The Sixties, everybody.
Not surprisingly in a series of 1973 exercises some South African Daphnes so completely pantsed the nukes that the "transmit" key was blocked off with duct tape and never used again. (It didn't hurt that the Admiralty had some American towed arrays to trial.) Type 2010 gave way to improvements, and the world moved on. This is perhaps inevitable given that materials scientists have discovered how to make magnetostrictives out of alloys of terbium(!), dysprosium(!), and even boring old iron and gallium. This all comes well beyond the ultimate limits of this blog, but what the even heck, my dudes? "Little is known about the toxicity of Terbium. Handling of terbium, like other lanthanides, should be done with care." I can't say that that "little is known" fills me with confidence about the state of research!

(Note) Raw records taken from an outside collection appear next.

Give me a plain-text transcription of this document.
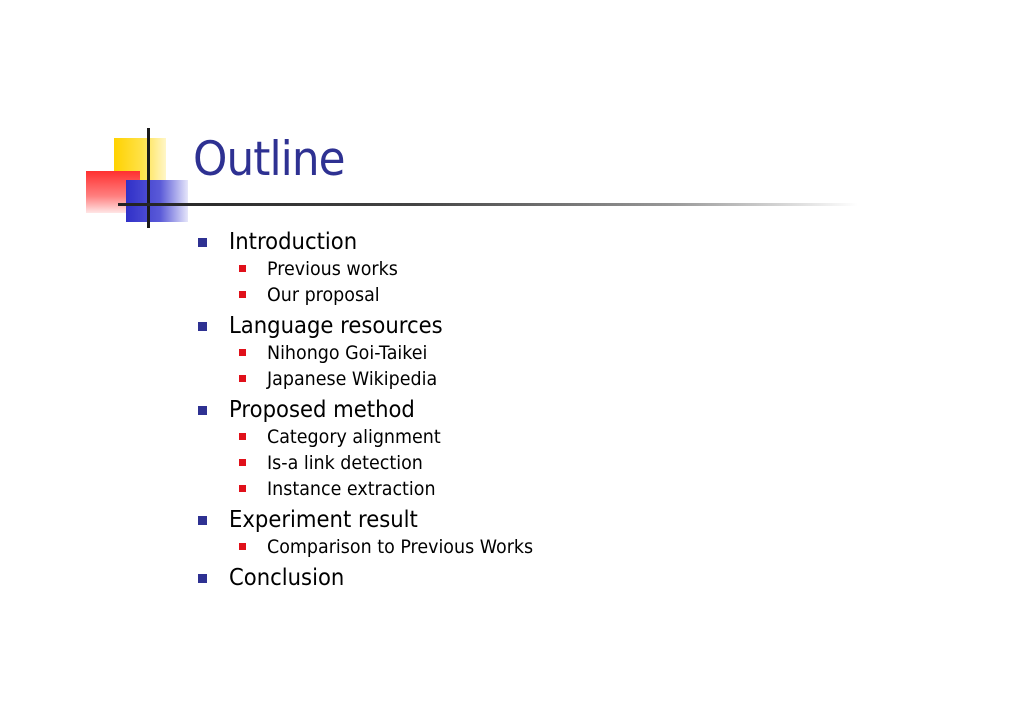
Outline
Introduction
Previous works
Our proposal
Language resources
Nihongo Goi-Taikei
Japanese Wikipedia
Proposed method
Category alignment
Is-a link detection
Instance extraction
Experiment result
Comparison to Previous Works
Conclusion
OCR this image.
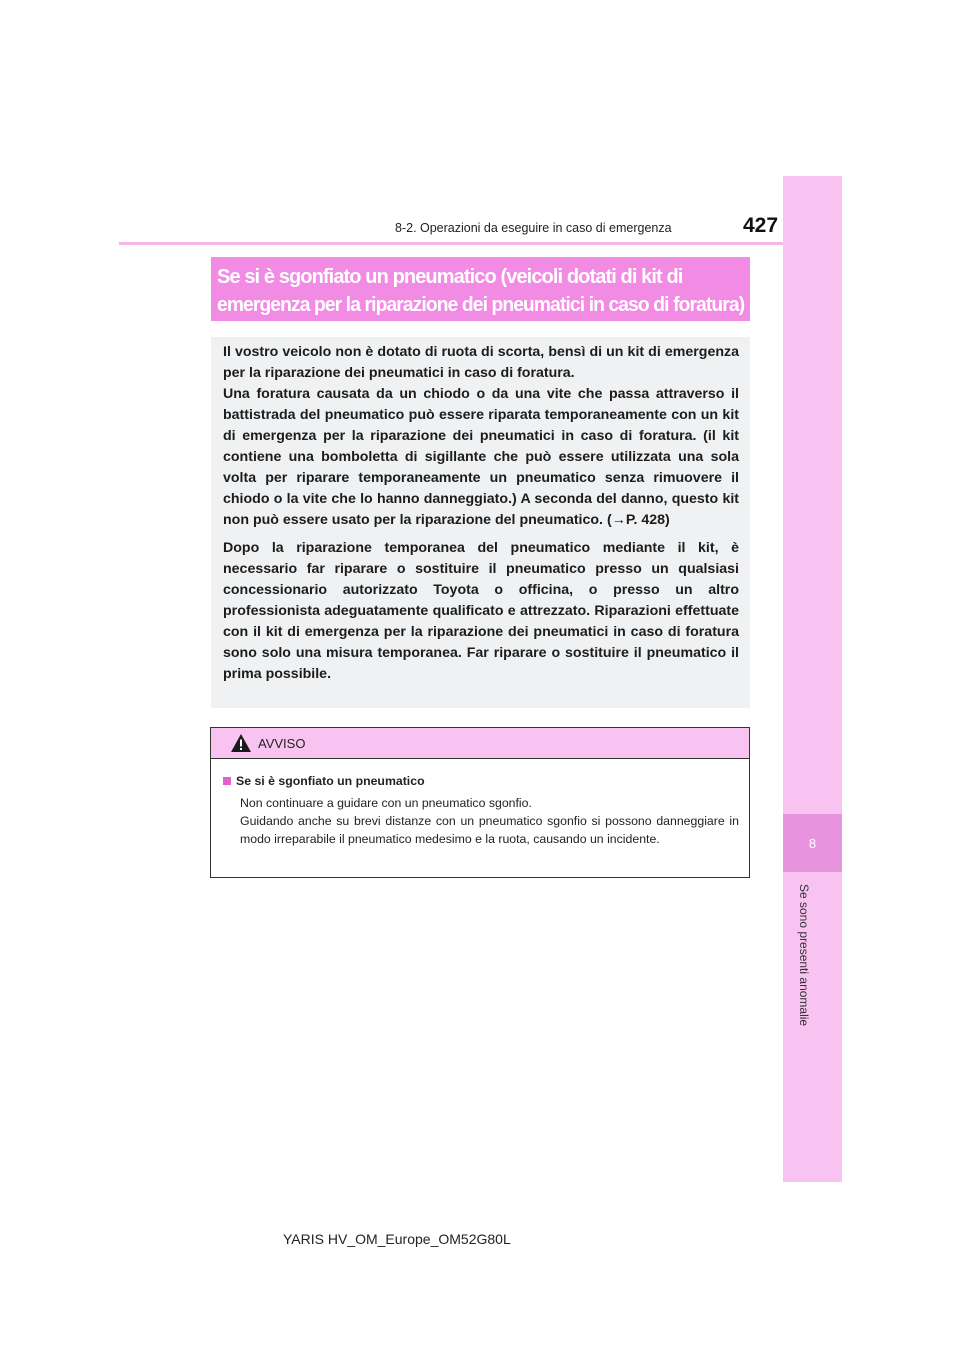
8-2. Operazioni da eseguire in caso di emergenza	427
8
Se sono presenti anomalie
Se si è sgonfiato un pneumatico (veicoli dotati di kit di
emergenza per la riparazione dei pneumatici in caso di foratura)

Il vostro veicolo non è dotato di ruota di scorta, bensì di un kit di emergenza per la riparazione dei pneumatici in caso di foratura.

Una foratura causata da un chiodo o da una vite che passa attraverso il battistrada del pneumatico può essere riparata temporaneamente con un kit di emergenza per la riparazione dei pneumatici in caso di foratura. (il kit contiene una bomboletta di sigillante che può essere utilizzata una sola volta per riparare temporaneamente un pneumatico senza rimuovere il chiodo o la vite che lo hanno danneggiato.) A seconda del danno, questo kit non può essere usato per la riparazione del pneumatico. (→P. 428)

Dopo la riparazione temporanea del pneumatico mediante il kit, è necessario far riparare o sostituire il pneumatico presso un qualsiasi concessionario autorizzato Toyota o officina, o presso un altro professionista adeguatamente qualificato e attrezzato. Riparazioni effettuate con il kit di emergenza per la riparazione dei pneumatici in caso di foratura sono solo una misura temporanea. Far riparare o sostituire il pneumatico il prima possibile.

AVVISO
Se si è sgonfiato un pneumatico
Non continuare a guidare con un pneumatico sgonfio.
Guidando anche su brevi distanze con un pneumatico sgonfio si possono danneggiare in modo irreparabile il pneumatico medesimo e la ruota, causando un incidente.
YARIS HV_OM_Europe_OM52G80L
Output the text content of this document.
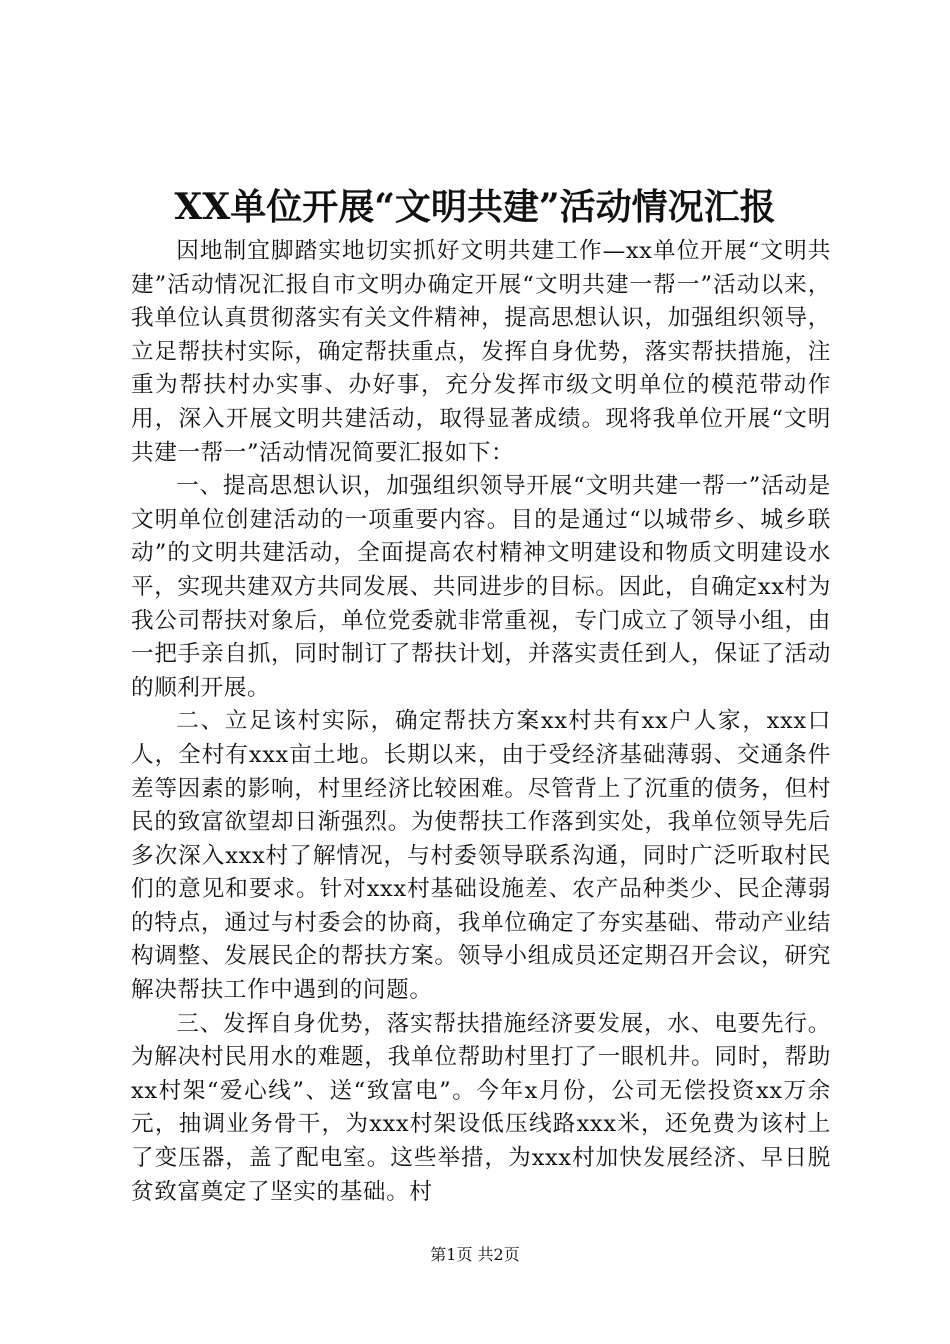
XX单位开展“文明共建”活动情况汇报

因地制宜脚踏实地切实抓好文明共建工作—xx单位开展“文明共建”活动情况汇报自市文明办确定开展“文明共建一帮一”活动以来，我单位认真贯彻落实有关文件精神，提高思想认识，加强组织领导，立足帮扶村实际，确定帮扶重点，发挥自身优势，落实帮扶措施，注重为帮扶村办实事、办好事，充分发挥市级文明单位的模范带动作用，深入开展文明共建活动，取得显著成绩。现将我单位开展“文明共建一帮一”活动情况简要汇报如下：

一、提高思想认识，加强组织领导开展“文明共建一帮一”活动是文明单位创建活动的一项重要内容。目的是通过“以城带乡、城乡联动”的文明共建活动，全面提高农村精神文明建设和物质文明建设水平，实现共建双方共同发展、共同进步的目标。因此，自确定xx村为我公司帮扶对象后，单位党委就非常重视，专门成立了领导小组，由一把手亲自抓，同时制订了帮扶计划，并落实责任到人，保证了活动的顺利开展。

二、立足该村实际，确定帮扶方案xx村共有xx户人家，xxx口人，全村有xxx亩土地。长期以来，由于受经济基础薄弱、交通条件差等因素的影响，村里经济比较困难。尽管背上了沉重的债务，但村民的致富欲望却日渐强烈。为使帮扶工作落到实处，我单位领导先后多次深入xxx村了解情况，与村委领导联系沟通，同时广泛听取村民们的意见和要求。针对xxx村基础设施差、农产品种类少、民企薄弱的特点，通过与村委会的协商，我单位确定了夯实基础、带动产业结构调整、发展民企的帮扶方案。领导小组成员还定期召开会议，研究解决帮扶工作中遇到的问题。

三、发挥自身优势，落实帮扶措施经济要发展，水、电要先行。为解决村民用水的难题，我单位帮助村里打了一眼机井。同时，帮助xx村架“爱心线”、送“致富电”。今年x月份，公司无偿投资xx万余元，抽调业务骨干，为xxx村架设低压线路xxx米，还免费为该村上了变压器，盖了配电室。这些举措，为xxx村加快发展经济、早日脱贫致富奠定了坚实的基础。村

第1页 共2页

"In 1959 AT&E, later Plessey, became the prime contractor for a new UK air defence system, known by the company under the name Plan Ahead and, from 1961, asProject Linesman.[8]To enable the system to be designed and built without too much information becoming public knowledge, a new factory called "Exchange Works" was built in Cheapside in Liverpool city centre, where young employees were granted exemption from conscription.
At the heart of the system, installed in a huge building in the middle of a council housing estate in West Drayton, was the computer room, occupying an area of around 300 by 150 feet (91 m × 46 m) and filled with around 1,000 7-foot-high (2.1 m) racks of electronics, including mainly the XL4 computer, based entirely on germanium transistors and using a computer language developed at Exchange Works in the 1950s and 1960s.[8] The secure status of the factory attracted many other secret contracts and led to it becoming one of the major designers and manufacturers of cryptographic equipment. Exchange Works is now luxury flats."
So now I say, with some emotional force, what the fuck? There you go, that's a snapshot of an unspecified "crypto" equipment designed and built in the Seventies in a secret factory hidden in a working class neighbourhood of Liverpool. I sure hope that you had to step into a telephone booth and ring the secret number to get to the timeclock! Okay, it obviously wasn't terribly secret by the time that the factory was sold off, but still. Anyway, the important thing is that the whole enterprise was sold off in the defence dividend era and is now, like the Wiki says, "luxury flats." I mean, producing defence equipment for the government in a distressed era instead of gentrifying it and selling it to offshore investors? What were they even thinking?